O Financial Times recentemente a chamou de "a plataforma de mídia social mais popular do mundo". O jornal informou que a receita do OnlyFans cresceu 553% até novembro de 2020, e os usuários gastaram US$ 2,4 bilhões (mais de R$ 12 bilhões) no site.

Em resposta à nossa investigação, o governo britânico foi crítico sobre o OnlyFans. O site "não protegeu adequadamente os menores e isso é totalmente inaceitável", disse um porta-voz.

"Nossas novas leis vão garantir que isso não aconteça mais."

O OnlyFans recusou o pedido de entrevista da BBC. Em um comunicado, o site disse:

"Usamos uma combinação de tecnologia de ponta junto com monitoramento humano e revisão para evitar que menores de 18 anos compartilhem conteúdo no OnlyFans.

"Isso é algo que levamos muito a sério.

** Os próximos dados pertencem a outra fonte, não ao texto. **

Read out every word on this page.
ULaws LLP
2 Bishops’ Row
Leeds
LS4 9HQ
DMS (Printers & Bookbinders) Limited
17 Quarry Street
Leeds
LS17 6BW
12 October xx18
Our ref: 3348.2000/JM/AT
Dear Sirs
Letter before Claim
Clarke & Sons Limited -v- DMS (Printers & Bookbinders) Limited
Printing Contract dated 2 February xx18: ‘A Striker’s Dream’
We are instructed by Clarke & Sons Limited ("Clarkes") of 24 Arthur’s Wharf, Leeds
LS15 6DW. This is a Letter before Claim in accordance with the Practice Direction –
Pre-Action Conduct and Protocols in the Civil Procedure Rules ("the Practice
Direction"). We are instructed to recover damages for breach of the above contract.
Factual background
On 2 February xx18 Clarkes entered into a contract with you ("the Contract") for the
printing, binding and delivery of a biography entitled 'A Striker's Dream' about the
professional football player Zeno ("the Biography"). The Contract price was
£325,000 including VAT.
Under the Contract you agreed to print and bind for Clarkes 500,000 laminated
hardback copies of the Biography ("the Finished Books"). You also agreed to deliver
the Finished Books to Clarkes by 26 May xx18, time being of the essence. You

Revisamos constantemente nossos sistemas para garantir que sejam o mais robustos possível."

O site diz que seus sistemas continuam a evoluir à medida que novas tecnologias estão disponíveis para "reduzir a incidência de menores de 18 anos se tornando usuários do OnlyFans".

Todos os nomes de menores e de adultos ligados aos menores foram alterados nesta reportagem para proteger suas identidades.